Так и повелось с тех пор – и на четверть века, – что жила я в одном месте (новостроечки, новостроечки), а училась и работала в другом (центр, только центр). В бетонном коробке́ своём отсыпалась, а с утра влеклась туда, где сияли красоты архитектуры и прочей культуры. В результате движения весь город как бы помещался во мне, весь, старый и новый, петровско-екатерининский, сталинско-хрущёвский, и с розарием на Исаакиевской площади, и с собачьими какашками на купчинском пустыре за остановкой троллейбуса, где порскали незнаемые птицы, неизвестно на что рассчитывали ондатры и даже росла малина, а под редкими кривыми берёзками некоторое время выползали подосиновики. Потом затоптали грибницу, заломали малину…
Зимой мы с родителями катались на лыжах и коньках – меня даже отдали в школу фигурного катания, где я продержалась с полгода, поскольку моя "ласточка" неумолимо напоминала подбитую ворону, о чём мне беззлобно сообщал тренер. Алкоголь в семье не водился, и только однажды папа пришёл с каких-то посиделок на работе в странном виде – присел в коридорчике на корточках и что-то мычал. Мама ласково сказала, что папа устал, и увела его в комнату, это был единственный случай! Говорю об этом с грустью, потому что вскоре мне пришлось увидеть и разделить совсем другой образ жизни взрослых.
(Бабушка – та, конечно, попивала, но всегда тайком от меня, так что только сверхобычная говорливость и красные пятна на щеках её малость выдавали. Но она скрывалась всегда, прятала бутылочку – и я считаю это здоровой чертой. Не надо вываливать на детей свои пороки!)
Удерживала меня на проспекте Космонавтов, кроме убежища в 8,5 метра, мощная рука искусства – кинотеатр "Планета". С десяти до тринадцати лет я пересмотрела в нем, наверное, все советские фильмы, снятые в те годы.
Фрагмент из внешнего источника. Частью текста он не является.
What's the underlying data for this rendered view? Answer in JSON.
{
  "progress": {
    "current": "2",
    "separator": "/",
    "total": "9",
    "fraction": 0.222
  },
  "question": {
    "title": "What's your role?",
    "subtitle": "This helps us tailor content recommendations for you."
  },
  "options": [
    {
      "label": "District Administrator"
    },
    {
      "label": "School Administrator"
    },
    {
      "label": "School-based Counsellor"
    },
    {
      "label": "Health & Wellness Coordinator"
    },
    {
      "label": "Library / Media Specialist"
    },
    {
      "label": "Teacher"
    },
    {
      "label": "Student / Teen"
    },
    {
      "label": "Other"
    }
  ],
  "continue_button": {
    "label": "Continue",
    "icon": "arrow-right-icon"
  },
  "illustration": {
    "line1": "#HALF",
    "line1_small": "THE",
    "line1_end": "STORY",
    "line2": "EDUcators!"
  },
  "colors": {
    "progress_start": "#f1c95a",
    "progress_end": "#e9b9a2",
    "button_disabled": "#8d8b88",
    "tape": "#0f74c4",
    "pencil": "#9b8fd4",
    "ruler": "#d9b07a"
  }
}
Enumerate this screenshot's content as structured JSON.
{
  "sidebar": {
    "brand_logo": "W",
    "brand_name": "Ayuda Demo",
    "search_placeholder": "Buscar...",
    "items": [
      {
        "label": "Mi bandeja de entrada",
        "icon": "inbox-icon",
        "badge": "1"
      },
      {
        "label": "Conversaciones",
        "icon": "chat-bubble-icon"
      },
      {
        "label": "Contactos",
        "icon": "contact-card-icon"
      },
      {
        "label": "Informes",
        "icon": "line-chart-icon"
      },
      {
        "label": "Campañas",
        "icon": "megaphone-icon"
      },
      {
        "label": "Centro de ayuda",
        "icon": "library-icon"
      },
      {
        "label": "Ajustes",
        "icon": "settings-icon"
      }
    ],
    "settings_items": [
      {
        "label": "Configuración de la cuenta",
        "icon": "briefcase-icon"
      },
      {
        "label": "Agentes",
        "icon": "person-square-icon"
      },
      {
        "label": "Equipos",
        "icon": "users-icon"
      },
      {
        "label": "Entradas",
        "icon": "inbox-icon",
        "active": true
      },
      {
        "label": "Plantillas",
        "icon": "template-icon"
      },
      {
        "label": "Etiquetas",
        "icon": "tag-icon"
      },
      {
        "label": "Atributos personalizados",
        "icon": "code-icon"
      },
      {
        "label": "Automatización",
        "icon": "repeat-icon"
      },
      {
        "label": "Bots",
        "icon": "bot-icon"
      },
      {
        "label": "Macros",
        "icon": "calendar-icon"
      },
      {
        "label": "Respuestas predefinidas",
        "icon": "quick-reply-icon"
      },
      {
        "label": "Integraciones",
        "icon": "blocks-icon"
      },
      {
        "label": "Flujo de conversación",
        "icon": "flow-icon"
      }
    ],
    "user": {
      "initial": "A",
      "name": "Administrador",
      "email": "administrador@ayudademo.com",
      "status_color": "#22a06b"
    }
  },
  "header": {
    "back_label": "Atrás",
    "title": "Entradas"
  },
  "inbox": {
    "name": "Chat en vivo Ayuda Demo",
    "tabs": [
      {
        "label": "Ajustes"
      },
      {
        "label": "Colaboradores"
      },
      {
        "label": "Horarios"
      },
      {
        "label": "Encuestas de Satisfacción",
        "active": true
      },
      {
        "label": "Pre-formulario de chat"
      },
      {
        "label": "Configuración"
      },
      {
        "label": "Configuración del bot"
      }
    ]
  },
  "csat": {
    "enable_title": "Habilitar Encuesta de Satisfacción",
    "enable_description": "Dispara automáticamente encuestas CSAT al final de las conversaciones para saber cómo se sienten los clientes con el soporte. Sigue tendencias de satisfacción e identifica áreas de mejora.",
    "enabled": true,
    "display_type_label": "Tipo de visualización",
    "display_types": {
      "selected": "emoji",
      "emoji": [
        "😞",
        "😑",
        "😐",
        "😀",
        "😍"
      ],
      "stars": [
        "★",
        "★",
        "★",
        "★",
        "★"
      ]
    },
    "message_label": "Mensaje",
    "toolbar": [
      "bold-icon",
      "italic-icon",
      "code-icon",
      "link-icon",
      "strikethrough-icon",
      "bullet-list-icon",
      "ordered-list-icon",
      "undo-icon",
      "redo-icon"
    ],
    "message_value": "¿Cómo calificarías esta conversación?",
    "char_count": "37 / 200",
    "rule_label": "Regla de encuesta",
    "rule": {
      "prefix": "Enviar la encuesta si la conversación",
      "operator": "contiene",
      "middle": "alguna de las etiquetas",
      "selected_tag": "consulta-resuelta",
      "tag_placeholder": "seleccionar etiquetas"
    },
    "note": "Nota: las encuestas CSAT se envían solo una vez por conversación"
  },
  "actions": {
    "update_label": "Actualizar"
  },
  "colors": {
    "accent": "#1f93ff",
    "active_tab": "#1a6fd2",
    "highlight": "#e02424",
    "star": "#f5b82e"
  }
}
Эта доступность прекрасного совершенно снимала всякое ощущение бедности – впрочем, как бы скромно я ни жила, этого ощущения и не было, не знаю, отчего так.
Мама, привлекательная женщина, работала в мужском коллективе, но никогда не наряжалась. Два платья, костюмчик, демисезонное пальто, зимнее пальто – и всё. Не было привычки к тряпкам, и модниц мама презрительно именовала "тряпичницами". Почти не было и украшений. Красилась мама утром, при мне, и я отчётливо помню – голубыми тенями подмажет веки, чёрным карандашом проведёт твёрдую черту с мнимой раскосинкой, чуть тронет тушью ресницы (длинные, загнутые от природы). Потом неяркая помада, и всё – пошла! Она была так задорна и моложава, а мужчины в её области (механика) водились так густо, что не было нужды в искусственной красивости, в нарочитом выпячивании прелестей. А я не знала косметики лет до семнадцати.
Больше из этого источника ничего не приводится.